Seniors’ health strategy wanted
CALGARY—A poll released by the Canadian Medical Association says most people want a national strategy for seniors’ health care which includes an emphasis on keeping them in their homes as long as possible.
The Ipsos Reid poll, done annually as part of the association’s national report card on health issues, said 93 percent of those surveyed indicated any such plan should address care at homes, hospitals, hospices, and long-term facilities.
“The results of this year’s CMA report card send a clear and direct message to policy-makers and public office-holders that all levels of government need to act to address the demographic tsunami that is heading toward the health-care system,” CMA president Dr. Anna Reid noted in a release.
Reid said research shows it costs $126 a day to provide care for a patient in long-term care versus $842 a day in a hospital.
But making it easier for seniors to stay at home while getting the care they need would be the preferred and most “cost-effective option,” she said.
Other results from the poll, conducted July 17-26 by phone with 1,000 Canadians, found 89 percent of those surveyed believed a national approach to seniors’ care should involve federal, provincial, territorial, and municipal levels of government.
And 78 percent suggested the federal government has an important role to play in developing a strategy.

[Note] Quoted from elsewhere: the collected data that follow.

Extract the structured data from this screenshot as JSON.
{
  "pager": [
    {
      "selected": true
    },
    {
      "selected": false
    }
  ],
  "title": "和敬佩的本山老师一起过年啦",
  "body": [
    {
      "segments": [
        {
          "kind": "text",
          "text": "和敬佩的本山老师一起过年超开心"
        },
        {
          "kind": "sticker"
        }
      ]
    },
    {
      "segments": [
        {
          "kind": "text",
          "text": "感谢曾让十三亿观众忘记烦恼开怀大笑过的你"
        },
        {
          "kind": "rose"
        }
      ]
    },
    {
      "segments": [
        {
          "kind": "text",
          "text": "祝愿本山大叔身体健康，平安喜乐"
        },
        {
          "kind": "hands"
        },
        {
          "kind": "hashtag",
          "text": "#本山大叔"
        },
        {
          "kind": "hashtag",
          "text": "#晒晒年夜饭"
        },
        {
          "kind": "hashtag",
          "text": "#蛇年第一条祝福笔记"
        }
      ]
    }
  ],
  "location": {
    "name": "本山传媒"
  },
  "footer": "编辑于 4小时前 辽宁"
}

Only four out of 10 felt that hospitals and long-term care facilities in their area could handle the needs of seniors not able to stay at home.
The same proportion said they were confident in the current health system’s ability to serve Canada’s aging population.
“The anxiety Canadians have about health care in their so-called golden years is both real and well-founded,” Reid noted.
“Let there be no doubt that a national strategy for seniors health care should be a federal priority,” she stressed.
The CMA’s annual convention is being held in Calgary and runs until Wednesday.
Federal Health minister Rona Ambrose was scheduled to address the meeting today.